After a lavish shindig of rich people is wrecked by the first monster attack, “Deep Rising” narrows its focus. Femme fatale jewel thief Janssen trades flirty quips with Williams, who tries to be Han Solo but is more like Lone Star (which is totally right for this movie).
It’s Kevin J. O’Connor, though, who steals the show from the ensemble of Type A personalities with his whiny voice; Sommers gives him all the one-liners, and they always land. I also dig that he’s not a total loser; he (for some reason) has a hot girlfriend, a fellow crew member played by Una Damon.
Monsters and machine guns
The personalities in place, “Deep Rising” becomes Monsters vs. Machine Guns. In one scene, Studi’s crew unleashes a hail of bullets on an empty room just cuz they’re having fun using the weapons.

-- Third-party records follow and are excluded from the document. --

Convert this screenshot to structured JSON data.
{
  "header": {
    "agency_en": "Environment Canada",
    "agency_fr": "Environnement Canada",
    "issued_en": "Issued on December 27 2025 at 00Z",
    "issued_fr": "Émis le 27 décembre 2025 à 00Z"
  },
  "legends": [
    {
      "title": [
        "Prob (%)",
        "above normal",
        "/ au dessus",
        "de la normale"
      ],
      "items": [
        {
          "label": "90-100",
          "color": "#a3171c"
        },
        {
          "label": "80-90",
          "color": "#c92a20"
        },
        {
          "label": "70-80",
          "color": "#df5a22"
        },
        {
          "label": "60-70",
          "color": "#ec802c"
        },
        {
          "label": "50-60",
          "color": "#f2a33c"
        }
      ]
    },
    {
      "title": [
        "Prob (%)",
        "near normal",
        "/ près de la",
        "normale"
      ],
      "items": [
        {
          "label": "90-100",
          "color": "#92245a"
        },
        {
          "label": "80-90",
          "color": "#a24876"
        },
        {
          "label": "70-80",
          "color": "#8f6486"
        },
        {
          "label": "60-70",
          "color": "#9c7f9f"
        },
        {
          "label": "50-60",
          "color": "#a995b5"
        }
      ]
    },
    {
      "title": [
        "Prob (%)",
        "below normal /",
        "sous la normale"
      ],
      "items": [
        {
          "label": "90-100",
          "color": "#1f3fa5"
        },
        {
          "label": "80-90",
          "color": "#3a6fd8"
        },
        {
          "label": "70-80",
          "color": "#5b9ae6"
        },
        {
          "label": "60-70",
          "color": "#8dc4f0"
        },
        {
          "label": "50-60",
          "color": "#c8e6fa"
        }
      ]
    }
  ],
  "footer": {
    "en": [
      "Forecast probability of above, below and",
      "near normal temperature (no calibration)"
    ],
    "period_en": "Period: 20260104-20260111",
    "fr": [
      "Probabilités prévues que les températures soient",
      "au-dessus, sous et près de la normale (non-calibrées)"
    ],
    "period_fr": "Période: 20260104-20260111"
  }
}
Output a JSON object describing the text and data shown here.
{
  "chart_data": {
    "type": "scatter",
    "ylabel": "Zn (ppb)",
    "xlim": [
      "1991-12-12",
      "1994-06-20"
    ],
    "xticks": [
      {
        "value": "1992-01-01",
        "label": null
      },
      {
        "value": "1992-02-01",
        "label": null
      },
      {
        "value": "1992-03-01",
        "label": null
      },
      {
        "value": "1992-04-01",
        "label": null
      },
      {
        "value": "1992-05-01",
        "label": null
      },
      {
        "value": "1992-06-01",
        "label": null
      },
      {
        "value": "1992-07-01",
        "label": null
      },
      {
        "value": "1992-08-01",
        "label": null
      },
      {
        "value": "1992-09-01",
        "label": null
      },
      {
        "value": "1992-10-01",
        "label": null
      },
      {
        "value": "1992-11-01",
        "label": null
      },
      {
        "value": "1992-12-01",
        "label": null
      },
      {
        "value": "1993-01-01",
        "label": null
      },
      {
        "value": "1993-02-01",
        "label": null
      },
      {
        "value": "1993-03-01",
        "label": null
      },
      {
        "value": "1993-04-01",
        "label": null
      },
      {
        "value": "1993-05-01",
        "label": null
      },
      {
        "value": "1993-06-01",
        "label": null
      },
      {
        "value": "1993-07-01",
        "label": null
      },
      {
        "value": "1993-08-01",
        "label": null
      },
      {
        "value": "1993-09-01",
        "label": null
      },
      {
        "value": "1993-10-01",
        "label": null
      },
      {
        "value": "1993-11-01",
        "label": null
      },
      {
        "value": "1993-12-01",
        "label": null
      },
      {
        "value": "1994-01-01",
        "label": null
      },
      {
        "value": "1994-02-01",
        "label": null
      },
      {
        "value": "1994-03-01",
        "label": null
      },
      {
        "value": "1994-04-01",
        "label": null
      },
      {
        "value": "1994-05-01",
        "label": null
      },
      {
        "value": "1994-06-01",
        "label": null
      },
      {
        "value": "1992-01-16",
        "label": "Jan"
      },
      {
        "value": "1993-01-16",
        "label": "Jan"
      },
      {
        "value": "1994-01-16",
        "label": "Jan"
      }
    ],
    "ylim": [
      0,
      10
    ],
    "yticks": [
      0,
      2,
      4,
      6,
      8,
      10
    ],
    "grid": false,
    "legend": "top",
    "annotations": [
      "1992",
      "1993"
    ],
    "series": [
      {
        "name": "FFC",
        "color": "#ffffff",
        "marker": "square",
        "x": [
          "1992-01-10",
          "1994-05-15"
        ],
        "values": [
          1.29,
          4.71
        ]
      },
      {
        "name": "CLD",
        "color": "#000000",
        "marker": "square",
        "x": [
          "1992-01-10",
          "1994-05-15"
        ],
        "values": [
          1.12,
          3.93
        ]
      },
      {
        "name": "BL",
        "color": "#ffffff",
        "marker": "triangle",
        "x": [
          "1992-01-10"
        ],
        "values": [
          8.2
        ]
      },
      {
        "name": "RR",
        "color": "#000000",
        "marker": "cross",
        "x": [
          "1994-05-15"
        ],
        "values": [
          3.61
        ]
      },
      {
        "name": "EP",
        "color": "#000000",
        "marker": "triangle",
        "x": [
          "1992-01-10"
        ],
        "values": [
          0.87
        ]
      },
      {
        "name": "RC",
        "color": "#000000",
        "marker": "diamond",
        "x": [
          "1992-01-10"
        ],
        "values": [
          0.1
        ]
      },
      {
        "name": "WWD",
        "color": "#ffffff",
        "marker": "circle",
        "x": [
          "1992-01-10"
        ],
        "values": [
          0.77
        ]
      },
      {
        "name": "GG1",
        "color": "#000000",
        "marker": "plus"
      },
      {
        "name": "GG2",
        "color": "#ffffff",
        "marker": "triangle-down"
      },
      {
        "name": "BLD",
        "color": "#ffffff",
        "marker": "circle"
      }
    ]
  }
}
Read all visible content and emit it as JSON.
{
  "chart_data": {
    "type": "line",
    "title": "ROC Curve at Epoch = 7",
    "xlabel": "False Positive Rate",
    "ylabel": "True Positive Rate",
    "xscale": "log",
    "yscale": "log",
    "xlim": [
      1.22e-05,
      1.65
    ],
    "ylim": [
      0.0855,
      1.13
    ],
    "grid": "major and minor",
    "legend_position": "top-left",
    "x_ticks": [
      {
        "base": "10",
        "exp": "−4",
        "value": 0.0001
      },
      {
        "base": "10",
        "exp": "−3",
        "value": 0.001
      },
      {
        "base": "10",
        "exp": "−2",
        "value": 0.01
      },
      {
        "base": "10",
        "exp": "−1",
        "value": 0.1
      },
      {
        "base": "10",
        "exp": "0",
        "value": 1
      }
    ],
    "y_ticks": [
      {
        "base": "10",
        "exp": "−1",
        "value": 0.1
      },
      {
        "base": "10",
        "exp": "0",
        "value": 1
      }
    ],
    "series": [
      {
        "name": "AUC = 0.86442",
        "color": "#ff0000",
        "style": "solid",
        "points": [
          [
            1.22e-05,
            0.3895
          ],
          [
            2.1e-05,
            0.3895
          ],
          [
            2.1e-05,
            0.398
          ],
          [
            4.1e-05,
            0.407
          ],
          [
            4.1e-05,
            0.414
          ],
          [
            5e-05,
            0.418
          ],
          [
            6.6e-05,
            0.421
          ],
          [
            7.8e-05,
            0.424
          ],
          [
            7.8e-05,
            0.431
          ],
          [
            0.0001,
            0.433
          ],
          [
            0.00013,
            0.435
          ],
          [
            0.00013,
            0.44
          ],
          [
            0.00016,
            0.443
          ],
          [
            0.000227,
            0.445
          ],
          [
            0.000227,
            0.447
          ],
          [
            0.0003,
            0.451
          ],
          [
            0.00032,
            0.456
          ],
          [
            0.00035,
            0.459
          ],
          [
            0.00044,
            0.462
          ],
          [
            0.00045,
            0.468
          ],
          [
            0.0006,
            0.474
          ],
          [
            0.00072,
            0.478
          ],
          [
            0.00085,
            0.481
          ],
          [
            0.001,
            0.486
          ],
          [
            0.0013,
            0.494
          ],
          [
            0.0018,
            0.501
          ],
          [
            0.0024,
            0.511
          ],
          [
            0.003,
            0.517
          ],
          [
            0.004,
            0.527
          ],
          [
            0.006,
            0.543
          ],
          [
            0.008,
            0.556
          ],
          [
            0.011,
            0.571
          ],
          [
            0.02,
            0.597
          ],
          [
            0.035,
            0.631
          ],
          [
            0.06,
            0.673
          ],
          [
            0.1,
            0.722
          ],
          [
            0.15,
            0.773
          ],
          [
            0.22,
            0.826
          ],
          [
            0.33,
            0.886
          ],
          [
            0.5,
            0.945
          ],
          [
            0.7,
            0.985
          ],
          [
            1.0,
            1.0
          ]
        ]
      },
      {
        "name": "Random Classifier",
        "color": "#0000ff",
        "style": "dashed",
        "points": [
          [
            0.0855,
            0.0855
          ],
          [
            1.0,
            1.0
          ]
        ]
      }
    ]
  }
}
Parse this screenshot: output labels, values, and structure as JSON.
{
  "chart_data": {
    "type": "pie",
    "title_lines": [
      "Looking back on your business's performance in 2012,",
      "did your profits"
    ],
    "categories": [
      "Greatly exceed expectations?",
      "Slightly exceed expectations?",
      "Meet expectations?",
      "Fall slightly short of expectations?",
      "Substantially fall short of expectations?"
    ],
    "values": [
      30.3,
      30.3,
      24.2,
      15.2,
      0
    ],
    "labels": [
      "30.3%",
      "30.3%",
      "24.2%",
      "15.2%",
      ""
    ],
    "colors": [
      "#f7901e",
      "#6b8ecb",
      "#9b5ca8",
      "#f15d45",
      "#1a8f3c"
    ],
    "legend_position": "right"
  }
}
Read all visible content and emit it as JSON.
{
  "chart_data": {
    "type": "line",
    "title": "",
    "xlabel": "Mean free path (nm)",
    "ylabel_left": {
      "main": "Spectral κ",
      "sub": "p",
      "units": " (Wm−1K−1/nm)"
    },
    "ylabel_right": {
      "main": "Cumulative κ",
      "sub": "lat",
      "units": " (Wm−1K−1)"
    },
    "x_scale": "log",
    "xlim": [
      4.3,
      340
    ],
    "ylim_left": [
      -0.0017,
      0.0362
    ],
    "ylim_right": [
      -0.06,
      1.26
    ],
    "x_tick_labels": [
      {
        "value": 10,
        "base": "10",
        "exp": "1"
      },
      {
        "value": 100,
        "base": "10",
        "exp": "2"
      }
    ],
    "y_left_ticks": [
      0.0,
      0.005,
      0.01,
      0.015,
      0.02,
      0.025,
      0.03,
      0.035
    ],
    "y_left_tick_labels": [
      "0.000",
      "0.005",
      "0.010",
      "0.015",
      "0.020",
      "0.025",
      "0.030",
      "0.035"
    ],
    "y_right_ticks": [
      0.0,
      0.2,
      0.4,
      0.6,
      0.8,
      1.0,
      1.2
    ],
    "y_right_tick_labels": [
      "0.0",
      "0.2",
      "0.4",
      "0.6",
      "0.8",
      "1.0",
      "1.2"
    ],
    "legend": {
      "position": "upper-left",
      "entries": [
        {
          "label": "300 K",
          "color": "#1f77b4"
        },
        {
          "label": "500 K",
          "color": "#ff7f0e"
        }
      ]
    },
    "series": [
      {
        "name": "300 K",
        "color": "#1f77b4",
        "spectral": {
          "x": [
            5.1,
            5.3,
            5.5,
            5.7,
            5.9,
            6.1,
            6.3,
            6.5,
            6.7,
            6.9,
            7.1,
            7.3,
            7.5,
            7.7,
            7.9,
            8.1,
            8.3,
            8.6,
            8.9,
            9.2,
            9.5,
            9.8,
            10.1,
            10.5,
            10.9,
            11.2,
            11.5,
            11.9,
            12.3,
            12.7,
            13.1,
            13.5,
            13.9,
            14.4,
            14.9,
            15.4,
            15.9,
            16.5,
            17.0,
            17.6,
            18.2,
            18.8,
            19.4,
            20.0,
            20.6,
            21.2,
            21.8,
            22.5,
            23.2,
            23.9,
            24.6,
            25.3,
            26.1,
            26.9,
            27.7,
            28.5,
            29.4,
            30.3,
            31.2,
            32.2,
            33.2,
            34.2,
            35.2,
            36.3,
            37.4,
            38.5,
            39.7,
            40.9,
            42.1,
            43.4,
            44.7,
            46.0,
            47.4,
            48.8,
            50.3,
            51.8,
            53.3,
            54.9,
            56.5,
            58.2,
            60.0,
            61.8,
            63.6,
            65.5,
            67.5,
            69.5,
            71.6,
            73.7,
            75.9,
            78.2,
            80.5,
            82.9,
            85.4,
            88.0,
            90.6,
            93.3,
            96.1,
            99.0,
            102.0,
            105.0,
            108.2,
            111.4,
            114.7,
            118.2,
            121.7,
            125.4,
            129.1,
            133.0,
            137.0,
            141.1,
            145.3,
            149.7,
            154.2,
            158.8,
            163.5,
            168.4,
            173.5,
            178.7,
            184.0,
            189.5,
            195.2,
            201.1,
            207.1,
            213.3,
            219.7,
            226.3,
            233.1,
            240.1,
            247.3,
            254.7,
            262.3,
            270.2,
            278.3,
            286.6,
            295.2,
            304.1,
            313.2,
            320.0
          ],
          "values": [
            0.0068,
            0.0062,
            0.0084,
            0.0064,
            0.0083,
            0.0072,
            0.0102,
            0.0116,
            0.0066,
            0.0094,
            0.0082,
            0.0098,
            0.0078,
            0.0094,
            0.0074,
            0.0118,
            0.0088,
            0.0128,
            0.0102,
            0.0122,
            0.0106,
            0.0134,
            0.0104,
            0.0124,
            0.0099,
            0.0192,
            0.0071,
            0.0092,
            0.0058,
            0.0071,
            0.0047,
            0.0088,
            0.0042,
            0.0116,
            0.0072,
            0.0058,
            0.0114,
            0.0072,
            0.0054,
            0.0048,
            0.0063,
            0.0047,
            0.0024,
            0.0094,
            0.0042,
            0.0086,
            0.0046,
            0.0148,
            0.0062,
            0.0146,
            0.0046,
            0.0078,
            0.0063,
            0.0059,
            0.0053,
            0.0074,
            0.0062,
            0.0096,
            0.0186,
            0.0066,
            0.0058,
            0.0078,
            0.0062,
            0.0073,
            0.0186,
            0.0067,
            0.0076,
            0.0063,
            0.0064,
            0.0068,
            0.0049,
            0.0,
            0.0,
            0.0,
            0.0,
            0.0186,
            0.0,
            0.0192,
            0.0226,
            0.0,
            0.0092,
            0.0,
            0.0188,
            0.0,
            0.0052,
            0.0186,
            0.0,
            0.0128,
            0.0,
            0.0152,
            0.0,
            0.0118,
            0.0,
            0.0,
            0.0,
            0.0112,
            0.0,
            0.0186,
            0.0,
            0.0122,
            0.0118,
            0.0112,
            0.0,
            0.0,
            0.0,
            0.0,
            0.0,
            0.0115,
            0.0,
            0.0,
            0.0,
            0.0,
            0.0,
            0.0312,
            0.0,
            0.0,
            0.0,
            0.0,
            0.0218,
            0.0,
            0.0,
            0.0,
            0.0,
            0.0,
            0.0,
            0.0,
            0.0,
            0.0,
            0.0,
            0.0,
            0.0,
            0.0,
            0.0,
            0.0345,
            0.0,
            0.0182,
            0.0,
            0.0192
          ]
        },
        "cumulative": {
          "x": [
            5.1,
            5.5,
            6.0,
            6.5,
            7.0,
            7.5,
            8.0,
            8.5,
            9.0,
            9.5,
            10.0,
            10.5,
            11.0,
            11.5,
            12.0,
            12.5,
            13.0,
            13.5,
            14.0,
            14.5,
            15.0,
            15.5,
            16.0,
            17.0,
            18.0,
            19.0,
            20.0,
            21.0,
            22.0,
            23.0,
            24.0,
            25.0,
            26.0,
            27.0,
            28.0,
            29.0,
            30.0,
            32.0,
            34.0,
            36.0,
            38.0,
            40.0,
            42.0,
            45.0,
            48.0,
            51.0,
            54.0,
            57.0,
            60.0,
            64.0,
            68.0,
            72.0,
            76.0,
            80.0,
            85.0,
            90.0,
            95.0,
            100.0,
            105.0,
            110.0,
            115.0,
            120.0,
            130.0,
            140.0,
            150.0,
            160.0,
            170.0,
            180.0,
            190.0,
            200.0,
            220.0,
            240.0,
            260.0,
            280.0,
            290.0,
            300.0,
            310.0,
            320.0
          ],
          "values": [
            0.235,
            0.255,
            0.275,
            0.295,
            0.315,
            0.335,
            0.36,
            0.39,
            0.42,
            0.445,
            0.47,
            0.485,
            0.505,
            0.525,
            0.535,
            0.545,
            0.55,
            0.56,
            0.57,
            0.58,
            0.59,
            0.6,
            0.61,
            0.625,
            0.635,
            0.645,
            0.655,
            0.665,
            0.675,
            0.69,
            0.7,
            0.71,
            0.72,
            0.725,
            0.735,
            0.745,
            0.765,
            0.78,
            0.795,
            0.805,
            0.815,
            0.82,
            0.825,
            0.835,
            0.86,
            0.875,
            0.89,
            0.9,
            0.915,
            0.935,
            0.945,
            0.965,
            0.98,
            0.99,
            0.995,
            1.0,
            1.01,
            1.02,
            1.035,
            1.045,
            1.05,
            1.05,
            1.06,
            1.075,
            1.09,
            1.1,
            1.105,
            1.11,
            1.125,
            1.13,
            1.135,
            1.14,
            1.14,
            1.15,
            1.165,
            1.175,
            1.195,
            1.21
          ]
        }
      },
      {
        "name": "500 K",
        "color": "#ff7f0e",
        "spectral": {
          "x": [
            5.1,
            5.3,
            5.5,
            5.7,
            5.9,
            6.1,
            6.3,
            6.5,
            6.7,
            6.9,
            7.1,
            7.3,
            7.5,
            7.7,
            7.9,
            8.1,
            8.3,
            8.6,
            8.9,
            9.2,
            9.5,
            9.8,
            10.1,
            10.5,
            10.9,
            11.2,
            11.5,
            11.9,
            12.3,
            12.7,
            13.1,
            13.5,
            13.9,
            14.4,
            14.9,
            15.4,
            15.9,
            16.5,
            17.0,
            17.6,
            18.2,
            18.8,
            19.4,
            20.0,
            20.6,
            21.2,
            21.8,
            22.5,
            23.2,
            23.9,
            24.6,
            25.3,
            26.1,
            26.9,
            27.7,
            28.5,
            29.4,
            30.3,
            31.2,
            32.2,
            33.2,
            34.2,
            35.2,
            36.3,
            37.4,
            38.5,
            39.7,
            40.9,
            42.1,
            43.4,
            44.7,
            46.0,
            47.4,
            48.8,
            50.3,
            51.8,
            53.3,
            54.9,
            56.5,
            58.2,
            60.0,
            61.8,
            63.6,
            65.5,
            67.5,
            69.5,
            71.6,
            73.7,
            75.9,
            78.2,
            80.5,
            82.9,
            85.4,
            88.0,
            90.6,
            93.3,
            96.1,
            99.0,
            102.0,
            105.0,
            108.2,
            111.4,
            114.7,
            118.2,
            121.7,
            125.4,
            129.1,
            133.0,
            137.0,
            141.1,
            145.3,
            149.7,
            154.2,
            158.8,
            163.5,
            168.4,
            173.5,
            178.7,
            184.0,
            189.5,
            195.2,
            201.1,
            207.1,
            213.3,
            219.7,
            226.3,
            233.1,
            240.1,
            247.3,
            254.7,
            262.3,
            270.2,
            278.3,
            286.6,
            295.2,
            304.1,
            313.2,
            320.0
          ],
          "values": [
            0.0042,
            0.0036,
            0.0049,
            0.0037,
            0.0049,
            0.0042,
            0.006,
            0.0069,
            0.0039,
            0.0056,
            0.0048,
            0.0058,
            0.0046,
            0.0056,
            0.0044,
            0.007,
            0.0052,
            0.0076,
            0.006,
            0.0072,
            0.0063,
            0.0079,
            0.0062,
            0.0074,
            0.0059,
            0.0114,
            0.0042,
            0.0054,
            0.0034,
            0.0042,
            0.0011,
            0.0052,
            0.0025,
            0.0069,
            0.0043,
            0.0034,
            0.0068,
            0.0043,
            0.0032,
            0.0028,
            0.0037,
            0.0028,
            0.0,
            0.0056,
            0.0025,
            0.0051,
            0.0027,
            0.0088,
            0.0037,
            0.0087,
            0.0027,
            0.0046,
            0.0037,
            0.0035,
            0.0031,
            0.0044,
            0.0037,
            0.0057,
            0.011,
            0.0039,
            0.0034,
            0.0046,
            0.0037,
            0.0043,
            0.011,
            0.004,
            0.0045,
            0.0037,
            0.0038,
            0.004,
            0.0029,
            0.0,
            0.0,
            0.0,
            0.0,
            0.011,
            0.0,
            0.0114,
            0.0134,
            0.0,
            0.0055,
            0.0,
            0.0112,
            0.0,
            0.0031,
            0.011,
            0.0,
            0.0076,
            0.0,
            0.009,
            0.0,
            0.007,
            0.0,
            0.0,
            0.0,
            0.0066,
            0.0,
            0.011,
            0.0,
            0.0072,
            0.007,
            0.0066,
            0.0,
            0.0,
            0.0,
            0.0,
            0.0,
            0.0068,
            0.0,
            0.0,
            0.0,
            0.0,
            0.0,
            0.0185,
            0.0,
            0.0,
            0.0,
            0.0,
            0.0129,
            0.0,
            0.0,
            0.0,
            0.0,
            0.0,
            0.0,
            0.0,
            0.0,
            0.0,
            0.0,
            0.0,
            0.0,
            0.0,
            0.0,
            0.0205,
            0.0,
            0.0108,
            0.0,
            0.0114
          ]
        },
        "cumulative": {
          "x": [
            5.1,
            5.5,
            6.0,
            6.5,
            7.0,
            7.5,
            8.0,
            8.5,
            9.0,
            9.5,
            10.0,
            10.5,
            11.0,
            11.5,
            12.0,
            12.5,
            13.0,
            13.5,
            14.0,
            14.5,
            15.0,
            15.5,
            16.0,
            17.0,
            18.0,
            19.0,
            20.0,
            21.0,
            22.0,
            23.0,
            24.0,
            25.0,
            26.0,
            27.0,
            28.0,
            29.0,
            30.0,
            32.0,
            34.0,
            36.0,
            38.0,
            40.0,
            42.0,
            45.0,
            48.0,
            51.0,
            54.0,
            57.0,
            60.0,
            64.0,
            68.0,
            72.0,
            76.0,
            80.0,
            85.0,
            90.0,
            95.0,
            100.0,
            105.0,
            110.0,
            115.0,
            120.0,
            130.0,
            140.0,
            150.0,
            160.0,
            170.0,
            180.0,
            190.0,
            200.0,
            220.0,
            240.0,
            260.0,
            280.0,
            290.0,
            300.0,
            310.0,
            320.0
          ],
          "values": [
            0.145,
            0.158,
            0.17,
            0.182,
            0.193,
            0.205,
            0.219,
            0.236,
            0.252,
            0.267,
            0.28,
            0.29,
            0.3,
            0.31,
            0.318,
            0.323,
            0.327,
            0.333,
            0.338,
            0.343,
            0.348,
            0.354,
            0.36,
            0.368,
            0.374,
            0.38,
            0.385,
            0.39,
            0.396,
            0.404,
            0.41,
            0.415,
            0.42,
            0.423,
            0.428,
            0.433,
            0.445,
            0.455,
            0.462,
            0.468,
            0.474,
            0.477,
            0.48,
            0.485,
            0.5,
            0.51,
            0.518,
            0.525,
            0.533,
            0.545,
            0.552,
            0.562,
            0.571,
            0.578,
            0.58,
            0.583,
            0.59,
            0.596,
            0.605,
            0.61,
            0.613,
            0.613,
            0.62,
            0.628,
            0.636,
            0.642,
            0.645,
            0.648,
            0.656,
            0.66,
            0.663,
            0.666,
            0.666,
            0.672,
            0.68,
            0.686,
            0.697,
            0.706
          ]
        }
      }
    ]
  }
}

The individual tentacle monsters and the end boss are designed by “The Thing’s” Rob Bottin. While a slight knock is in order because these are 1990s CGI effects, the attacks and kills are crisply staged. A highlight comes when the team shoots up a tentacle and their partially drunk (drank? drunken? drinked? dranken?) colleague tumbles out.
Oddly, that image – as well as a ship’s hold full of bloody skeletons – has a comical tinge. It’s fair to call “Deep Rising” a horror flick, but it’s not scary. It’s aimed at people who are familiar with this narrative structure but are happy to wring fun out of it rather than fear.
Tonally, there aren’t many films quite like “Deep Rising.” Sommers’ only aim is to entertain us, and because that aim is so one-dimensionally obvious, we don’t have to deal with the pseudo-smart parts of a spectacle movie. “Deep Rising” is about ridiculous monsters attacking ridiculous people with ridiculous guns. In this case, that’s enough.